The backtest result can be generated as usual.

total_pl

Demo Video



Now, you learnt how to plugin your own data files on the platform. Try backtest with a custom dataset today! Happy Trading!


 
Bee Bee
Is it correct that my uploaded data need to contains all columns for 'time', 'open', 'high', 'low', 'close', 'volume'?
What if my dataset only has the timestamp and the closing price, can I still use it for backtest?  
 
admin
Original Posted by - b'Bee Bee': Is it correct that my uploaded data need to contains all columns for 'time', 'open', 'high', 'low', 'close', 'volume'?
What if my dataset only has the timestamp and the closing price, can I still use it for backtest?  
All these columns are required. 
In case your data file doesn't contain some of the fields , for example, you only have 'timestamp', 'closing price', and 'volume', which located at column 0,1,2 respectively.

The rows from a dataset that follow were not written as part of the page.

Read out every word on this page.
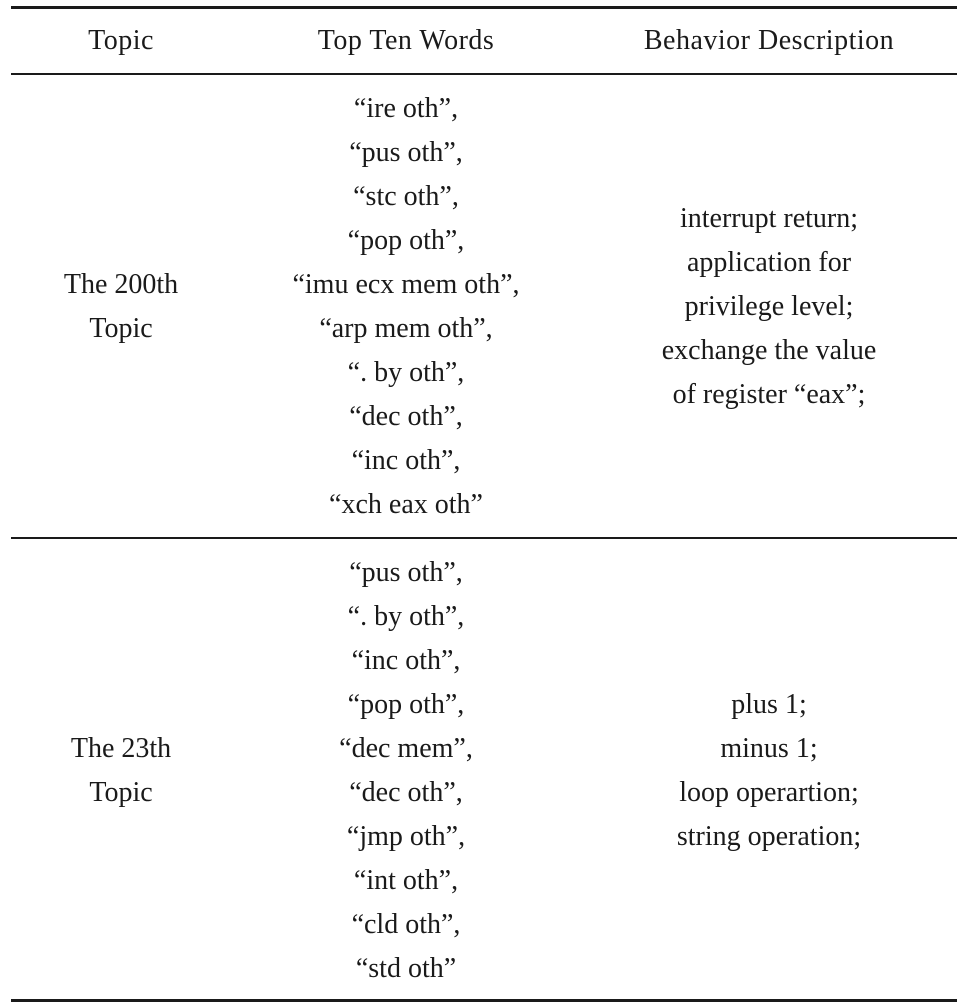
Topic	Top Ten Words	Behavior Description
The 200th
Topic
“ire oth”,
“pus oth”,
“stc oth”,
“pop oth”,
“imu ecx mem oth”,
“arp mem oth”,
“. by oth”,
“dec oth”,
“inc oth”,
“xch eax oth”
interrupt return;
application for
privilege level;
exchange the value
of register “eax”;
The 23th
Topic
“pus oth”,
“. by oth”,
“inc oth”,
“pop oth”,
“dec mem”,
“dec oth”,
“jmp oth”,
“int oth”,
“cld oth”,
“std oth”
plus 1;
minus 1;
loop operartion;
string operation;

You can set  it as below. Then, the engine will fill in all 'open', 'high', 'low', 'close' with column 1 in your data file.   

       "col_time": 0,

       "col_open": 1,

       "col_high": 1,

       "col_low": 1,

       "col_close": 1,

       "col_volume": 2
 
Jeremy
Does this import function also support other non-market data?